Ein erfolgreiches Beispiel ist das von Renate Künast eingeführte staatliche Biosiegel für Produkte des ökologischen Landbaus. Es garantiert Bioqualität und schafft Vertrauen. Rund acht Jahre später findet sich das sechseckige Zeichen bereits auf 30 000 Bioprodukten. Unter grüner Regie wurde das Bundesministerium für Verbraucherschutz geschaffen

(Staatsminister Thomas Jurk: Unter Gerhard Schröder!)

und die Behördenlandschaft verändert. Für Risikobewertung und -management wurden das Bundesamt für Verbraucherschutz und Lebensmittelsicherheit und das Bundesinstitut für Risikobewertung errichtet.

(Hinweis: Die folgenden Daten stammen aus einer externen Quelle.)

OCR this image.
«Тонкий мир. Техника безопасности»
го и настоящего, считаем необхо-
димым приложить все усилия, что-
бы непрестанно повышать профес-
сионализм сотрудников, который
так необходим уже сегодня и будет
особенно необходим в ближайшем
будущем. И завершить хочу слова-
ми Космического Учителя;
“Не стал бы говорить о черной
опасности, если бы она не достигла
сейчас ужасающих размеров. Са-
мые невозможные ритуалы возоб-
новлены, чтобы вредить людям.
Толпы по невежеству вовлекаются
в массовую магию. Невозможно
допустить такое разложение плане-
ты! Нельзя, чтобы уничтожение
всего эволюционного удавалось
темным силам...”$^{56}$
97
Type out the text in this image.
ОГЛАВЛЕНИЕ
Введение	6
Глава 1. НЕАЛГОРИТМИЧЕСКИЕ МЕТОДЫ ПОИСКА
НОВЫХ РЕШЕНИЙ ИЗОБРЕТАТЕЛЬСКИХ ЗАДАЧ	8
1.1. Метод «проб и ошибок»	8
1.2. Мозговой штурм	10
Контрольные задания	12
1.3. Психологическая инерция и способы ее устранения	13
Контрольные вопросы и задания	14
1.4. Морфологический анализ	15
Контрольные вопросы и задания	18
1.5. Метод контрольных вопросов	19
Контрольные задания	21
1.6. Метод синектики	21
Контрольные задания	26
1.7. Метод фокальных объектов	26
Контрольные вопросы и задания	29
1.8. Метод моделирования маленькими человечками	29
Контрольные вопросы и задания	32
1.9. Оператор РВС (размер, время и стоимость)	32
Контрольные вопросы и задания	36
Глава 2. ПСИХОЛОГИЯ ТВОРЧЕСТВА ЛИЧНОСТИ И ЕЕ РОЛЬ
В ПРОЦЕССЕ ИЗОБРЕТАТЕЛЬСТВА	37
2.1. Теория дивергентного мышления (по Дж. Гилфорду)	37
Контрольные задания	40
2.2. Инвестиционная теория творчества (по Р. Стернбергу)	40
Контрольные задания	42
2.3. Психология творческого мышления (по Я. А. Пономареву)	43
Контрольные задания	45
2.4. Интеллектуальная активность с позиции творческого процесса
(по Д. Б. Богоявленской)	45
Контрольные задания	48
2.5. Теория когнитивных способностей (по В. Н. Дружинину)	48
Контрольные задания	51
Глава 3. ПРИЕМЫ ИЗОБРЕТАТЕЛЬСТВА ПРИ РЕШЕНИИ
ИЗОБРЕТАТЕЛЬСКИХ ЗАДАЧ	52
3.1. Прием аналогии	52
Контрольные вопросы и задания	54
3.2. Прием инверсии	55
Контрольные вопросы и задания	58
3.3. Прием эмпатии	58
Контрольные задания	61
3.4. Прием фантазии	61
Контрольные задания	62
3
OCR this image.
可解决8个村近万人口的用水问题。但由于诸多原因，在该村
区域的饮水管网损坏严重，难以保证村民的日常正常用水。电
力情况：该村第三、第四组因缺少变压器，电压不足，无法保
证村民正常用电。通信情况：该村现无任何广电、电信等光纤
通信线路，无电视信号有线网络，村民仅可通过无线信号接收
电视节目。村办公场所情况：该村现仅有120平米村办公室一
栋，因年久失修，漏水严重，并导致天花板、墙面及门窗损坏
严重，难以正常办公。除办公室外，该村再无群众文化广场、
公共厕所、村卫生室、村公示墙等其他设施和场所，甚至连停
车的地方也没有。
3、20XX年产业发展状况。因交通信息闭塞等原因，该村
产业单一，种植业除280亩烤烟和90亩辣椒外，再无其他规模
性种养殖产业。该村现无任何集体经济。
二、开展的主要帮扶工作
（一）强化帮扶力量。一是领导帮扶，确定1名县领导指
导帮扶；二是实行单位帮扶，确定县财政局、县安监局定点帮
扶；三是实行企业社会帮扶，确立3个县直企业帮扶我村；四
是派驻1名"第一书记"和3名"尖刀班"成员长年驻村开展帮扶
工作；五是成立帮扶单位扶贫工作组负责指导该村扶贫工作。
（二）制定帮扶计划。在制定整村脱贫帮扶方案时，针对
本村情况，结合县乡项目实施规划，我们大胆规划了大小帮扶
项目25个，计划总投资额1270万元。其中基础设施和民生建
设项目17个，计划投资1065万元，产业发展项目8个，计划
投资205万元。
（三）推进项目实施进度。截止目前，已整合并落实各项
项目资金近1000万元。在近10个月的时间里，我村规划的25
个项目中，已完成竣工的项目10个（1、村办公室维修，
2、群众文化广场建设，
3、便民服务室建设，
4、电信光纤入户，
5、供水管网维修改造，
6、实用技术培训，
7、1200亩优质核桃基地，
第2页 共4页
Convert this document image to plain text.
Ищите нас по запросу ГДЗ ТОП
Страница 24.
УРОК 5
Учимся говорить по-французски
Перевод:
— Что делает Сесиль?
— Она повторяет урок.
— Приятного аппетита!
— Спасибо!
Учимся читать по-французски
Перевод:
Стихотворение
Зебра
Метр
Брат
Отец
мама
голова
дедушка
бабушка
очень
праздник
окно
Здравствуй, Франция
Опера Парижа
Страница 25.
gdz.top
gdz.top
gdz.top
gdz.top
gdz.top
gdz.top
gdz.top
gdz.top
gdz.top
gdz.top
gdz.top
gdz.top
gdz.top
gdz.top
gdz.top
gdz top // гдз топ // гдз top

Auf Landesebene habe ich mich als verbraucherpolitischer Sprecher meiner Fraktion – das gibt es auch bei uns – unter dem Motto „Mehr Bio aus der Region“ für ein gesundes Ernährungsangebot in sächsischen Kindergärten und Schulen eingesetzt. In zahlreichen Gesprächen wurde immer wieder Kritik an der fehlenden Infrastruktur und unzureichenden Förderung bei der Einrichtung von Kochküchen laut. Statt frisch zubereiteten Essens bekommen Sachsens Kinder ihre Verpflegung überwiegend aus Großküchen, die mehrere tausend Essen zubereiten, in der ganzen Stadt ausliefern und aufwärmen lassen.

(Caren Lay, Linksfraktion: Ja, das ist Irrsinn!)

Mein Versuch, mit einem Antrag die Einrichtung von Küchen und Speiseräumen in Kindertagesstätten und Schulen zu fördern, wurde von der Koalition leider abgelehnt. Ebenfalls abgelehnt wurde vorgestern unser Änderungsantrag zur Finanzausstattung der Verbraucherzentrale Sachsen. Frau Lay hatte es vor uns schon zitiert.

Wir hatten zusätzliche Mittel für die Einführung unabhängiger Beratung bei Finanzmarktprodukten beantragt.

Meine Damen und Herren der Koalition! Wenn Sie hier fordern, den Verbraucherschutz in Sachsen zu verbessern, ist das ziemlich scheinheilig. Mit der Zustimmung zu unseren Initiativen hätten Sie genügend Gelegenheit dazu gehabt.

Gleichwohl – das ist der positive Ausgang – werden wir Ihrem Antrag zustimmen, denn sein Anliegen ist in unserem Interesse.

(Beifall bei den GRÜNEN und der Linksfraktion)

Meine Damen und Herren! Mir liegen aus den Fraktionen jetzt keine weiteren Wortmeldungen mehr vor. Ich frage dennoch, ob noch jemand sprechen möchte. – Das scheint nicht der Fall zu sein. Dann hat die Staatsregierung das Wort; Herr Staatsminister Jurk, bitte.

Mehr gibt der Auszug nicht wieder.